Karen is Head of Policy at the Marie Collins Foundation. A lawyer by profession, she worked in private practice for several years, prior to raising a family. She holds a multidisciplinary Masters, with distinction, in international safeguarding. Karen has a special interest in child rights, intrafamilial child sexual abuse and disclosure, as well as the law around protecting children from harm and abuse. She is keenly interested in online grooming and offence pathways between online and offline grooming. Prior to her recent roles in the UK, she lived in North Africa with her family. There, she worked with a public health charity creating and developing child safeguarding training for use in North Africa. Thereafter, Karen was the global safeguarding lead for an international NGO where she led a multicultural global team in responding to child safeguarding reports and allegations internationally. She is a passionate advocate for children, their rights and their protection, striving to use her voice to make safer spaces for children, both online and offline.

Speaker

Tamara Polajnar

herEthical AI - International

Dr Tamara Polajnar is a machine learning and AI expert, and the CEO and co-founder of herEthical AI. She develops trauma-informed language technologies to support investigations into coercive crimes including domestic abuse and authorised push payment fraud. Her work focuses on evidencing and quantifying coercive behaviours and reducing victim-blaming.

Speaker

Aagje Ieven

Missing Children Europe - Belgium

Aagje Ieven is Secretary General of Missing Children Europe, the European Federation for Missing and Sexually Exploited children. She is a European policy expert specialising in children’s rights and the protection of vulnerable families, including with regard to online safety. At Missing Children Europe, she oversees the organisation’s strategic development and operational network of 116000 hotlines and NGOs and focuses on evidence-based advocacy for better policies preventing children from going missing or experiencing abuse.

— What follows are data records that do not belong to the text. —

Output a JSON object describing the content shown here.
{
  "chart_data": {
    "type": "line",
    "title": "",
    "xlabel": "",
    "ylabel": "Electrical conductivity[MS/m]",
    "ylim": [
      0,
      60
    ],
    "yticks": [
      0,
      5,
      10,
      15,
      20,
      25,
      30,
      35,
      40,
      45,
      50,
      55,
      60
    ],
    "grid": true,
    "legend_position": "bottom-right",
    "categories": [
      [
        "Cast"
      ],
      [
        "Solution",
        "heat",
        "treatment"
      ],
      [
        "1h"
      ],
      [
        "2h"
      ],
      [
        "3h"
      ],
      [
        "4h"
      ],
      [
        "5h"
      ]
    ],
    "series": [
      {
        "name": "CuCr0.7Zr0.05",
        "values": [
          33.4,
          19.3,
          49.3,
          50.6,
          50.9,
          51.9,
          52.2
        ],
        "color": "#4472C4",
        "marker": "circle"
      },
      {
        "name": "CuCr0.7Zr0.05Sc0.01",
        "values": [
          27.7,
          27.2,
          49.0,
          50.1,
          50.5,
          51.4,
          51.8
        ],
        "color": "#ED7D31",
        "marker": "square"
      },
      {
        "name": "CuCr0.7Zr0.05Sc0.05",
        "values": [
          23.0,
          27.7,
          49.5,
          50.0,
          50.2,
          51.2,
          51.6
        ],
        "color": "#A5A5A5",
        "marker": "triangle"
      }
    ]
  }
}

As part of this mission she established programmes on better data on missing children and running away, and developed the CESAGRAM and Combat Online Grooming projects on the link between technology‑facilitated grooming and children going missing. Aagje has a background in health and political philosophy and nearly twenty years of experience in research and policy analysis on human rights in Europe. She has worked for several EU‑level civil‑society organisations advocating for the rights and wellbeing of children and their families, and for child protection in digital environments.